In an action to recover damages for personal injuries, the defendants I. Gold Corp., doing business as I. Gold & Sons, Abinal Pinero, and Monroe Truck Leasing appeal from a judgment of the Supreme Court, Kings County (Knipel, J.), dated November 13, 2007, which, upon remittitur from this Court limited to a new trial on the issue of damages for future medical expenses (Roman v I. Gold Corp., 35 AD3d 833 [2006]), and upon a jury verdict finding that the plaintiff sustained damages for future medical expenses in the principal sum of $306,200, and upon the denial of their motion pursuant to CPLR 4404 (a) to set aside the verdict and for judgment as a matter of law or, in the alternative, to set aside the verdict as contrary to the weight of the evidence and for a new trial, is in favor of the plaintiff and against them, as reduced pursuant to Insurance Law § 5104, in the principal sum of $264,938.43.
Ordered that the judgment is affirmed, with costs.
Before granting a motion pursuant to CPLR 4404 (a) to set aside a verdict and for judgment as a matter of law, the trial court must conclude that there is “simply no valid line of reasoning and permissible inferences which could possibly lead *1137rational [people] to the conclusion reached by the jury on the basis of the evidence at trial” (Cohen v Hallmark Cards, 45 NY2d 493, 499 [1978]; see Firmes v Chase Manhattan Auto.
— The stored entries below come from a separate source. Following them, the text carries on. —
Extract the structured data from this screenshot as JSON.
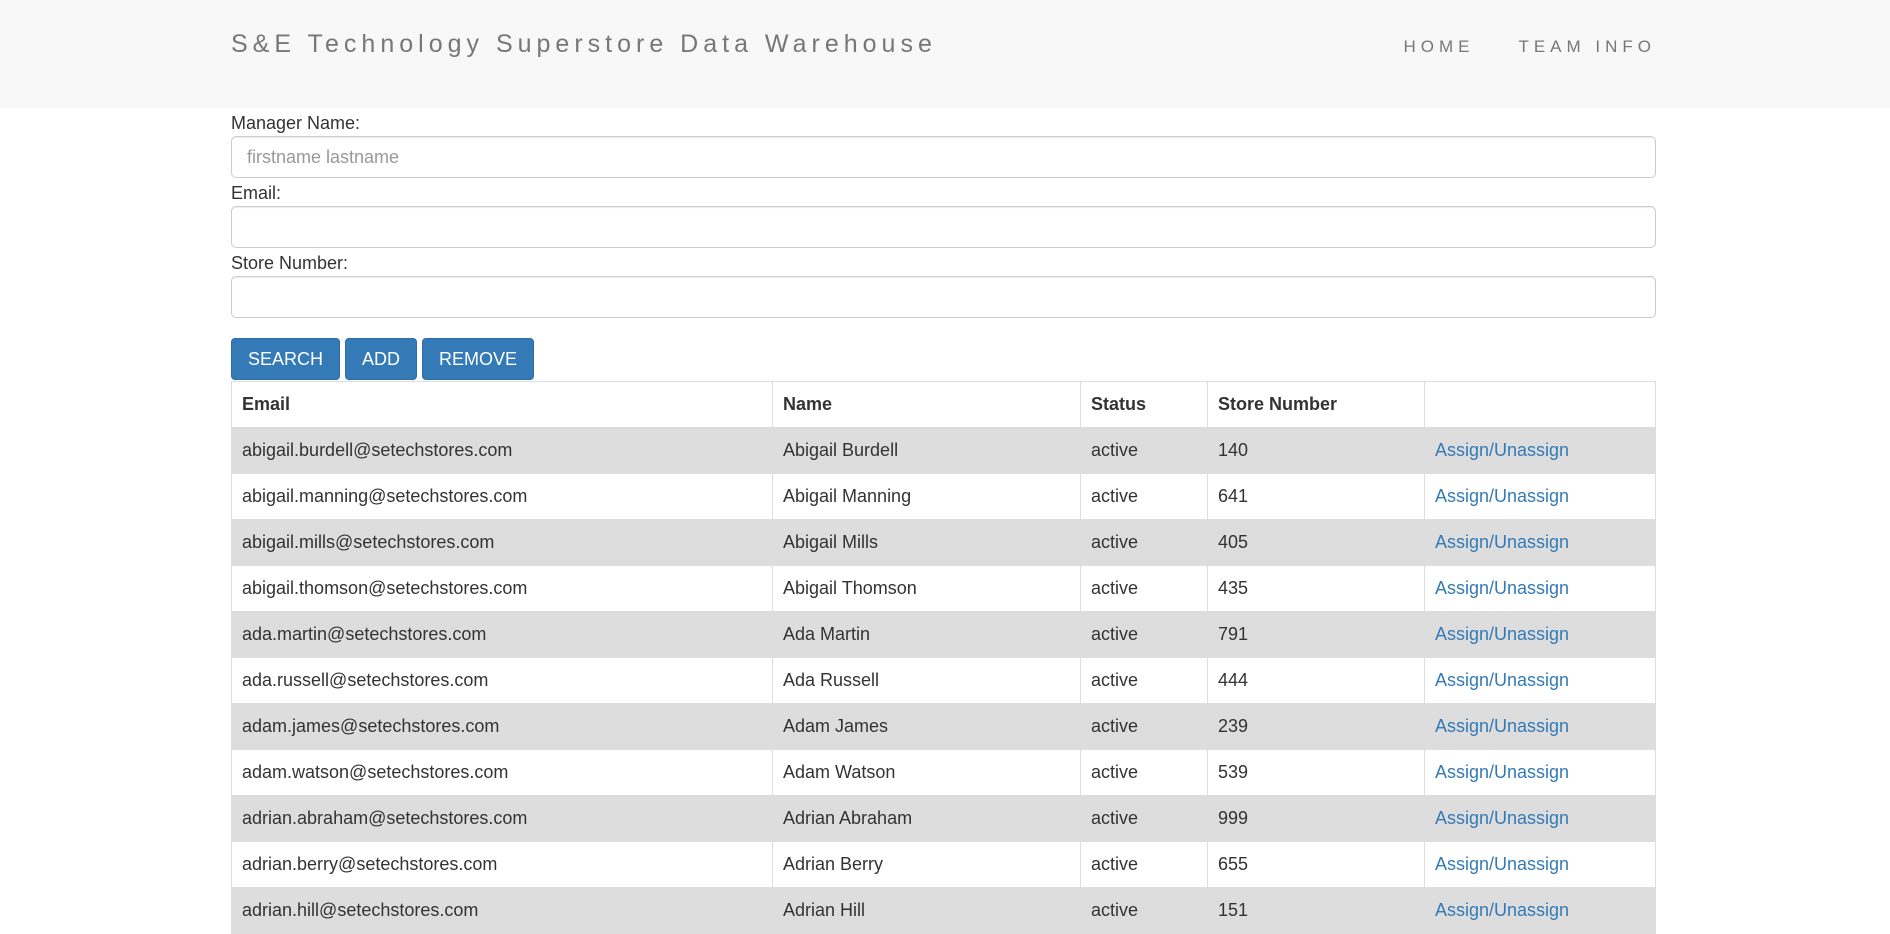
{
  "header": {
    "brand": "S&E Technology Superstore Data Warehouse",
    "nav": [
      "HOME",
      "TEAM INFO"
    ]
  },
  "form": {
    "manager_label": "Manager Name:",
    "manager_placeholder": "firstname lastname",
    "manager_value": "",
    "email_label": "Email:",
    "email_value": "",
    "store_label": "Store Number:",
    "store_value": ""
  },
  "buttons": {
    "search": "SEARCH",
    "add": "ADD",
    "remove": "REMOVE"
  },
  "table": {
    "headers": [
      "Email",
      "Name",
      "Status",
      "Store Number",
      ""
    ],
    "action_label": "Assign/Unassign",
    "rows": [
      {
        "email": "abigail.burdell@setechstores.com",
        "name": "Abigail Burdell",
        "status": "active",
        "store": "140"
      },
      {
        "email": "abigail.manning@setechstores.com",
        "name": "Abigail Manning",
        "status": "active",
        "store": "641"
      },
      {
        "email": "abigail.mills@setechstores.com",
        "name": "Abigail Mills",
        "status": "active",
        "store": "405"
      },
      {
        "email": "abigail.thomson@setechstores.com",
        "name": "Abigail Thomson",
        "status": "active",
        "store": "435"
      },
      {
        "email": "ada.martin@setechstores.com",
        "name": "Ada Martin",
        "status": "active",
        "store": "791"
      },
      {
        "email": "ada.russell@setechstores.com",
        "name": "Ada Russell",
        "status": "active",
        "store": "444"
      },
      {
        "email": "adam.james@setechstores.com",
        "name": "Adam James",
        "status": "active",
        "store": "239"
      },
      {
        "email": "adam.watson@setechstores.com",
        "name": "Adam Watson",
        "status": "active",
        "store": "539"
      },
      {
        "email": "adrian.abraham@setechstores.com",
        "name": "Adrian Abraham",
        "status": "active",
        "store": "999"
      },
      {
        "email": "adrian.berry@setechstores.com",
        "name": "Adrian Berry",
        "status": "active",
        "store": "655"
      },
      {
        "email": "adrian.hill@setechstores.com",
        "name": "Adrian Hill",
        "status": "active",
        "store": "151"
      }
    ]
  },
  "colors": {
    "primary": "#337ab7",
    "navbar_bg": "#f8f8f8",
    "stripe": "#dddddd"
  }
}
Fin. Corp., 50 AD3d 18, 29 [2008]). Here, there is a rational view of the evidence that supports the jury’s award for future medical expenses (see Ayala v Lindy’s Dispatching, Inc., 54 AD3d 699, 700 [2008]; White v Kim, 29 AD3d 685 [2006]; Martelli v City of New York, 219 AD2d 586 [1995]). Moreover, the jury’s award for future medical expenses was based upon a fair interpretation of the evidence, and thus, was not contrary to the weight of the evidence (see Scibelli v Eugene G. Herman, D.M.D., P.C., 49 AD3d 627 [2008]; Nicastro v Park, 113 AD2d 129, 134 [1985]). Skelos, J.P., Fisher, Belen and Lott, JJ., concur.